Öykülerin en dikkat çeken yanlarını ise insan yaşamında çok da önemli değilmiş gibi duran bu küçük kırılmaların içine sığdırdığı duygu yoğunluğu meydana getiriyor.
Öykü, her ne kadar yayınevleri açısından bugünün "lokomotifi" olmasa da has edebiyat meraklılarının ardını kovaladığı tür. Sanırım bunda, öykünün dar dünyalara geniş açılar sığdırabilmesinin payı da büyük. Tam da bu bağlamda ilk bakışta "yapılabilir" görünse de aslında öykünün zorluğunu, yazandan dinlemek lazım.
Behçet Çelik öykülerinde de hemen yukarıda söylediklerimi okuyabileceğimiz bir tablo çıktığını söylemek mümkün karşımıza. Öykünün yazıldığı o birkaç sayfaya sığan duygular, belki hacimli bir romanın bile bize veremeyeceği yoğunlukta. Haliyle bir "değini" de değiller asla. Aksine, bir duygu kalabalığından öte bir derinlik burada dile getirmeye çalıştığım.
Kitabın ikinci öyküsü "Hiçbir Şey Olmamış Gibi", buna güzel bir örnek olabilir. Kahramanlarımız Emre ve Ayşe'nin öyküsünde, Emre'nin gerginlikten meraka, kızgınlıktan kıskançlığa uzanan ve tek bir olay çevresinde dönen duygu yoğunluğu, bize bunu çok net yaşatıp hissettiriyor. Bir diğer yandan da bir ruh ve zihin okuması yapıyor Behçet Çelik ve bu metnin gerçeklik dokusunu kuvvetlendiriyor. Emre'nin zihninden akanlar somut parçalar halinde bir bir önümüze dökülüyor. Çünkü bu zihnin, nasıl düşünmesi gerektiğini de çok öncesinden, ince bir işçilikle tasarlamış yazar ve öykü ilerledikçe bu işçilik daha da dikkat çeken düzeye geliyor. Bu metin işçiliğini sadece "Hiçbir Şey Olmamış Gibi" ile de sınırlayamayız. Kaldığımız Yer, genel anlamıyla ciddi bir dil işçiliğinin ürünü ve her öyküde Behçet Çelik'in duru, akıp giden Türkçesinin çalışkanlığına daha da yakın buluyoruz kendimizi.

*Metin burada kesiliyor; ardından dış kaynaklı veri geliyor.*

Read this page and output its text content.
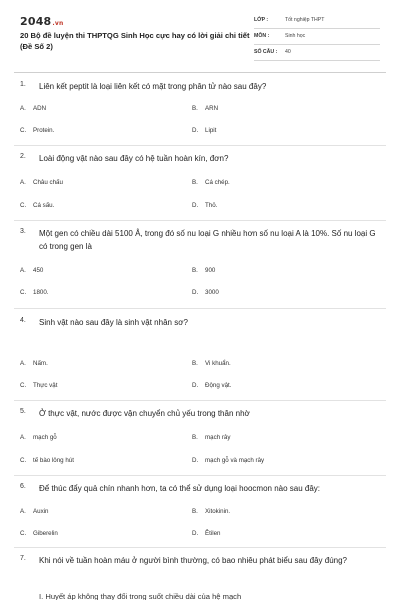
2048.vn
20 Bộ đề luyện thi THPTQG Sinh Học cực hay có lời giải chi tiết (Đề Số 2)
LỚP :	Tốt nghiệp THPT
MÔN :	Sinh học
SỐ CÂU : 40
1. Liên kết peptit là loại liên kết có mặt trong phân tử nào sau đây?
A. ADN	B. ARN
C. Protein.	D. Lipit
2. Loài động vật nào sau đây có hệ tuần hoàn kín, đơn?
A. Châu chấu	B. Cá chép.
C. Cá sấu.	D. Thỏ.
3. Một gen có chiều dài 5100 Å, trong đó số nu loại G nhiều hơn số nu loại A là 10%. Số nu loại G có trong gen là
A. 450	B. 900
C. 1800.	D. 3000
4. Sinh vật nào sau đây là sinh vật nhân sơ?
A. Nấm.	B. Vi khuẩn.
C. Thực vật	D. Động vật.
5. Ở thực vật, nước được vận chuyển chủ yếu trong thân nhờ
A. mạch gỗ	B. mạch rây
C. tế bào lông hút	D. mạch gỗ và mạch rây
6. Để thúc đẩy quả chín nhanh hơn, ta có thể sử dụng loại hoocmon nào sau đây:
A. Auxin	B. Xitokinin.
C. Giberelin	D. Êtilen
7. Khi nói về tuần hoàn máu ở người bình thường, có bao nhiêu phát biểu sau đây đúng?
I. Huyết áp không thay đổi trong suốt chiều dài của hệ mạch
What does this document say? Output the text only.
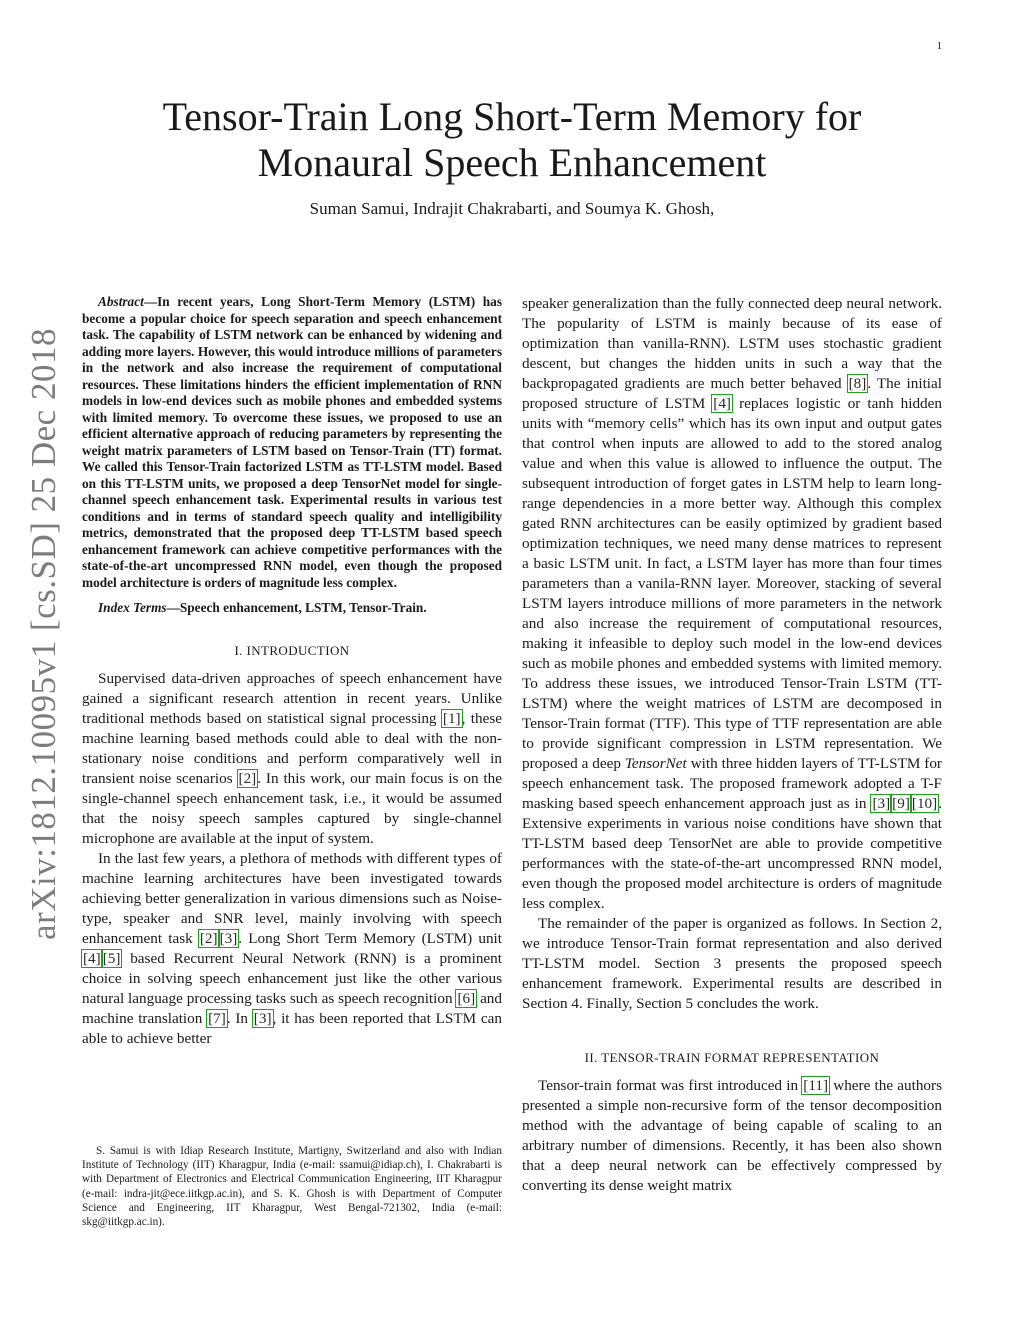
1
arXiv:1812.10095v1 [cs.SD] 25 Dec 2018
Tensor-Train Long Short-Term Memory for
Monaural Speech Enhancement

Suman Samui, Indrajit Chakrabarti, and Soumya K. Ghosh,

Abstract—In recent years, Long Short-Term Memory (LSTM) has become a popular choice for speech separation and speech enhancement task. The capability of LSTM network can be enhanced by widening and adding more layers. However, this would introduce millions of parameters in the network and also increase the requirement of computational resources. These limitations hinders the efficient implementation of RNN models in low-end devices such as mobile phones and embedded systems with limited memory. To overcome these issues, we proposed to use an efficient alternative approach of reducing parameters by representing the weight matrix parameters of LSTM based on Tensor-Train (TT) format. We called this Tensor-Train factorized LSTM as TT-LSTM model. Based on this TT-LSTM units, we proposed a deep TensorNet model for single-channel speech enhancement task. Experimental results in various test conditions and in terms of standard speech quality and intelligibility metrics, demonstrated that the proposed deep TT-LSTM based speech enhancement framework can achieve competitive performances with the state-of-the-art uncompressed RNN model, even though the proposed model architecture is orders of magnitude less complex.

Index Terms—Speech enhancement, LSTM, Tensor-Train.

I. INTRODUCTION

Supervised data-driven approaches of speech enhancement have gained a significant research attention in recent years. Unlike traditional methods based on statistical signal processing [1], these machine learning based methods could able to deal with the non-stationary noise conditions and perform comparatively well in transient noise scenarios [2]. In this work, our main focus is on the single-channel speech enhancement task, i.e., it would be assumed that the noisy speech samples captured by single-channel microphone are available at the input of system.

In the last few years, a plethora of methods with different types of machine learning architectures have been investigated towards achieving better generalization in various dimensions such as Noise-type, speaker and SNR level, mainly involving with speech enhancement task [2] [3]. Long Short Term Memory (LSTM) unit [4] [5] based Recurrent Neural Network (RNN) is a prominent choice in solving speech enhancement just like the other various natural language processing tasks such as speech recognition [6] and machine translation [7]. In [3], it has been reported that LSTM can able to achieve better

S. Samui is with Idiap Research Institute, Martigny, Switzerland and also with Indian Institute of Technology (IIT) Kharagpur, India (e-mail: ssamui@idiap.ch), I. Chakrabarti is with Department of Electronics and Electrical Communication Engineering, IIT Kharagpur (e-mail: indra-jit@ece.iitkgp.ac.in), and S. K. Ghosh is with Department of Computer Science and Engineering, IIT Kharagpur, West Bengal-721302, India (e-mail: skg@iitkgp.ac.in).

speaker generalization than the fully connected deep neural network. The popularity of LSTM is mainly because of its ease of optimization than vanilla-RNN). LSTM uses stochastic gradient descent, but changes the hidden units in such a way that the backpropagated gradients are much better behaved [8]. The initial proposed structure of LSTM [4] replaces logistic or tanh hidden units with “memory cells” which has its own input and output gates that control when inputs are allowed to add to the stored analog value and when this value is allowed to influence the output. The subsequent introduction of forget gates in LSTM help to learn long-range dependencies in a more better way. Although this complex gated RNN architectures can be easily optimized by gradient based optimization techniques, we need many dense matrices to represent a basic LSTM unit. In fact, a LSTM layer has more than four times parameters than a vanila-RNN layer. Moreover, stacking of several LSTM layers introduce millions of more parameters in the network and also increase the requirement of computational resources, making it infeasible to deploy such model in the low-end devices such as mobile phones and embedded systems with limited memory. To address these issues, we introduced Tensor-Train LSTM (TT-LSTM) where the weight matrices of LSTM are decomposed in Tensor-Train format (TTF). This type of TTF representation are able to provide significant compression in LSTM representation. We proposed a deep TensorNet with three hidden layers of TT-LSTM for speech enhancement task. The proposed framework adopted a T-F masking based speech enhancement approach just as in [3] [9] [10]. Extensive experiments in various noise conditions have shown that TT-LSTM based deep TensorNet are able to provide competitive performances with the state-of-the-art uncompressed RNN model, even though the proposed model architecture is orders of magnitude less complex.

The remainder of the paper is organized as follows. In Section 2, we introduce Tensor-Train format representation and also derived TT-LSTM model. Section 3 presents the proposed speech enhancement framework. Experimental results are described in Section 4. Finally, Section 5 concludes the work.

II. TENSOR-TRAIN FORMAT REPRESENTATION

Tensor-train format was first introduced in [11] where the authors presented a simple non-recursive form of the tensor decomposition method with the advantage of being capable of scaling to an arbitrary number of dimensions. Recently, it has been also shown that a deep neural network can be effectively compressed by converting its dense weight matrix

Kaldığımız Yer'e az önce çizmeye çalıştığım genel çerçevede baktığımızda, duygu dünyası açısından birbirini besleyen öykülerin bu toplamda kendine yer bulduğunu söyleyebiliriz. Ancak bunların içinden sıyrılan ve ayrıksı duruşu daha isminden başlayarak kendini belli eden bir öykü var: "Alavüsata." Bir üslup denemesi olarak da okumak mümkün bu öyküyü. Vüsat O. Bener üslubuyla sonsuzluğa yazılmış bir metin "Alavüsata" ve kendini defalarca okutan akıcılığı, her okunuşta tekrar yakalayan vuruculuğu ile kitabın en yer eden öykülerinden.
Buradan ise başta da biraz değindiğim konulara geri dönüş yapmak; bağlamında da kitapta kendine yer bulan toplumsal kaynamaları ve bu kaynamalardan bir şekilde etkilenmiş insanları anlattığı öykülerindeki tavrından bahsetmek istiyorum Behçet Çelik'in.
Bu noktada dikkat çekilmesi gereken en önemli noktanın, "samimiyet eşiği" olduğunu bir kez daha hatırlatmakta yarar var çünkü bu konuda "rol kesmek", yazarı olduğu kadar metni de fazlasıyla aşağı çeken bir durum. Ancak Behçet Çelik, daha ilk öyküsünden başlayarak bu samimiyeti, hayat akıp geçerken yakaladığı fotoğraflarla, kulağa çalınan haberlerle ve acı coğrafyamızın üstünde dolaşan kara bulutların resmiyle sergilemeye başlıyor.
Kitabın açılış öyküsü de olan "Fark Var mı Ötesiyle Berisi Arasında" adlı öyküde, bir aile üzerinde dolaşan laneti anlatırken, sezdirilerek verilen Ezidi katliamları, "Çatısız Binaya Damdan Girdik" öyküsünde, kahramanın kıza vurulup "Acaba Suriyeli mi?" diye düşünmesi gibi öykülerinde genel olarak küçük kesişmelerle veriyor bunları yazar.
Ancak Behçet Çelik'in daha öncesinde Murathan Mungan'ın derlediği Bir Dersim Hikâyesi ve Merhaba Asker için yazdığı öyküler, toplumsal kırılma noktalarına en çok yaklaştığı anlar ve kanımca, kitabın da en dikkat çeken öyküleri: "Lori... Lori..." ve " Estağfurullah Asker".
"Lori... Lori...", Dersim'de askerliğini yapmış ve komutanın emirlerini yerine getirmiş bir askerin yıllarca çektiği pişmanlığı, yanında da bu pişmanlığın, ömrünün son demlerinde cisimleşmiş olarak karşına çıkışının öyküsünü anlatıyor. Burada, Behçet Çelik'in aradığı an, askerin emirleri yerine getirdiği ve hayatı boyunca unutamadığı an. "Estağfurullah Asker" ise askerde, bir Kürt genciyle arkadaşlık kuran kahramanın, bu arkadaşlığının bitiş ânını arıyor yazar.
Bir ân, bir durak ya da toplumu da içine alan bir kırılma; önemli değil. Behçet Çelik, Kaldığımız Yer'de insana dair bir dert arıyor aslında. Tüm öyküler de tam olarak bunu söylüyor bize: "Derdi olmayanın hikâyesi de olmaz."